Ethnic separatist movements exist still in countries like Sudan, Belgium, Bosnia and Herzegovinia, Scotland and Nigeria. We saw modern ethnic violence in Rwanada, Yugoslavia, Northern Ireland, Basque Spain, Afghanistan and so on: it seems that in many places ethnic groups still act towards one another with suspicion and antagonism, despite public political talk about relishing diversity. Writing in Foreign Affairs Magazine Professor Jerry Muller even argued that Europe's modern peace comes largely from its division after World War II into small, monoethnic states:
And a survey would show that whereas in 1900 there were many states in Europe without a single overwhelmingly dominant nationality, by 2007 there were only two, and one of those, Belgium, was close to breaking up. Aside from Switzerland, in other words--where the domestic ethnic balance of power is protected by strict citizenship laws--in Europe the "separatist project" has not so much vanished as triumphed.
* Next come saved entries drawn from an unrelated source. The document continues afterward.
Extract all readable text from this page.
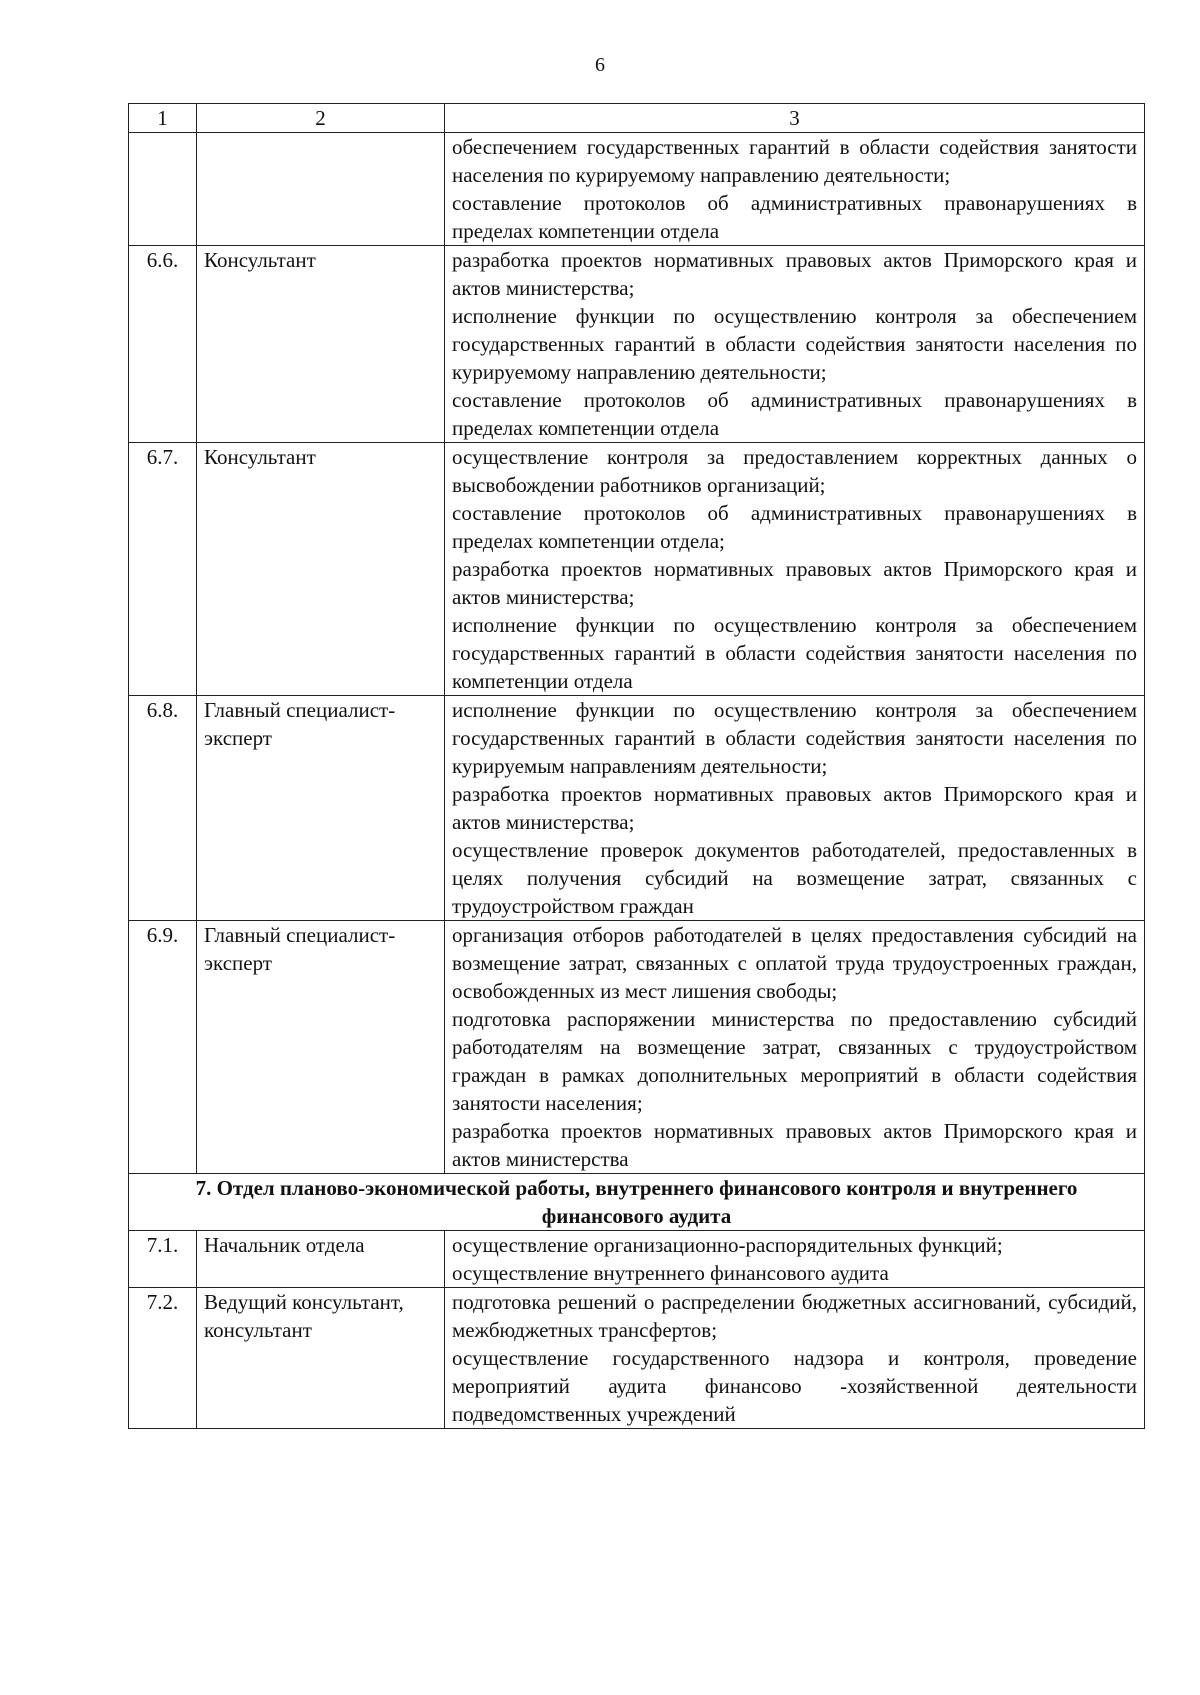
6
1	2	3

		обеспечением государственных гарантий в области содействия занятости населения по курируемому направлению деятельности;
составление протоколов об административных правонарушениях в пределах компетенции отдела

6.6.	Консультант	разработка проектов нормативных правовых актов Приморского края и актов министерства;
исполнение функции по осуществлению контроля за обеспечением государственных гарантий в области содействия занятости населения по курируемому направлению деятельности;
составление протоколов об административных правонарушениях в пределах компетенции отдела

6.7.	Консультант	осуществление контроля за предоставлением корректных данных о высвобождении работников организаций;
составление протоколов об административных правонарушениях в пределах компетенции отдела;
разработка проектов нормативных правовых актов Приморского края и актов министерства;
исполнение функции по осуществлению контроля за обеспечением государственных гарантий в области содействия занятости населения по компетенции отдела

6.8.	Главный специалист-эксперт	исполнение функции по осуществлению контроля за обеспечением государственных гарантий в области содействия занятости населения по курируемым направлениям деятельности;
разработка проектов нормативных правовых актов Приморского края и актов министерства;
осуществление проверок документов работодателей, предоставленных в целях получения субсидий на возмещение затрат, связанных с трудоустройством граждан

6.9.	Главный специалист-эксперт	организация отборов работодателей в целях предоставления субсидий на возмещение затрат, связанных с оплатой труда трудоустроенных граждан, освобожденных из мест лишения свободы;
подготовка распоряжении министерства по предоставлению субсидий работодателям на возмещение затрат, связанных с трудоустройством граждан в рамках дополнительных мероприятий в области содействия занятости населения;
разработка проектов нормативных правовых актов Приморского края и актов министерства

7. Отдел планово-экономической работы, внутреннего финансового контроля и внутреннего финансового аудита		
7.1.	Начальник отдела	осуществление организационно-распорядительных функций;
осуществление внутреннего финансового аудита

7.2.	Ведущий консультант, консультант	подготовка решений о распределении бюджетных ассигнований, субсидий, межбюджетных трансфертов;
осуществление государственного надзора и контроля, проведение мероприятий аудита финансово -хозяйственной деятельности подведомственных учреждений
Yet my fears are allayed a bit when I see some of past ethnic conflicts which today seem ludicrous. The US, for example, had a powerful anti-immigration movement in the 1840s, called the Know Nothing Party. The Know Nothings were bothered by the mass-immigration of European Catholics into the Protestant-dominated US, particularly after hundreds of thousands of starving Irish began to flood the east coast during the potato famine. Catholic fealty to an Italian Pope seemed treasonous to Know Nothings, an indication that the new immigrant wave were loyal not to the US but to a foreign power.
The number of the immigrants, their lack of information, their unacquaintance with the principles of our government, their superstition and implicit confidence in their ecclesiastical teachers, and the dependence of these on Rome, and of Rome upon Austria,- all constitute an influence of dangerous action in themselves, and offers to the powers of Europe easy and effectual means of disturbing the healthful action of our institutions.... It is like a train of powder between an enemy's camp and our own magazine.
How similar this talk is to modern anti-Muslim rhetoric! Muslims, like the Catholics of old, are presumed by opponents to be loyal to Mecca instead of their new countries: ignorant, massive in numbers and superstitious.
Yet the Catholics of America were gradually integrated: John F Kennedy was a Catholic president little more than a century after the Know Nothings peaked.
The Catholics weren't the only scary immigrants. There were also Chinese and Japanese migrants who flocked to the west coast in the late 19th century, provoking anti-Asian legislation by the state. The Chinese queue, a long ponytail worn by men, was prohibited in San Francisco in 1870 - perhaps the burqa of its day. California banned marriage between Chinese people and whites in 1880 while the US Chinese Exclusion Act forbade further immigration of Chinese.
World War II fed fear of the Japanese minority, over one hundred thousand of whom were rounded up and kept in internment camps. The government posted crude anti-Japanese propaganda unthinkable in modern times:
In 2001, 23% of the general population said they would feel uncomfortable voting for an Asian American as President of the United States. In 2009, that number has reduced to 9%.... Seventy percent of the general population believe the increase in Asian immigrants over the past ten years has been good for America, up from 49% in 2001.... In 2001, 56% of the general population believed that Chinese Americans have contributed much to the American culture; the number has now risen to 73% in 2009.
That survey found that Americans were still suspicious that Asian-Americans were more loyal to their country of origin than the US. Yet its results are overwhelmingly positive. Americans even thought that East Asians were less inclined to break the law than other Americans.
The rehabilitation of perceptions of Asians and Catholics in the US gives me some hope that the integration problems experienced in some European countries today will be solved with time. The US was multiethnic at an early stage, perhaps another century will work out the kinks on this side of the Atlantic too. Prof Muller warns that ethnonationalism remains strong in Europe, creating conditions less open to integration than in the New World. Perhaps, though, time will heal these fresh wounds.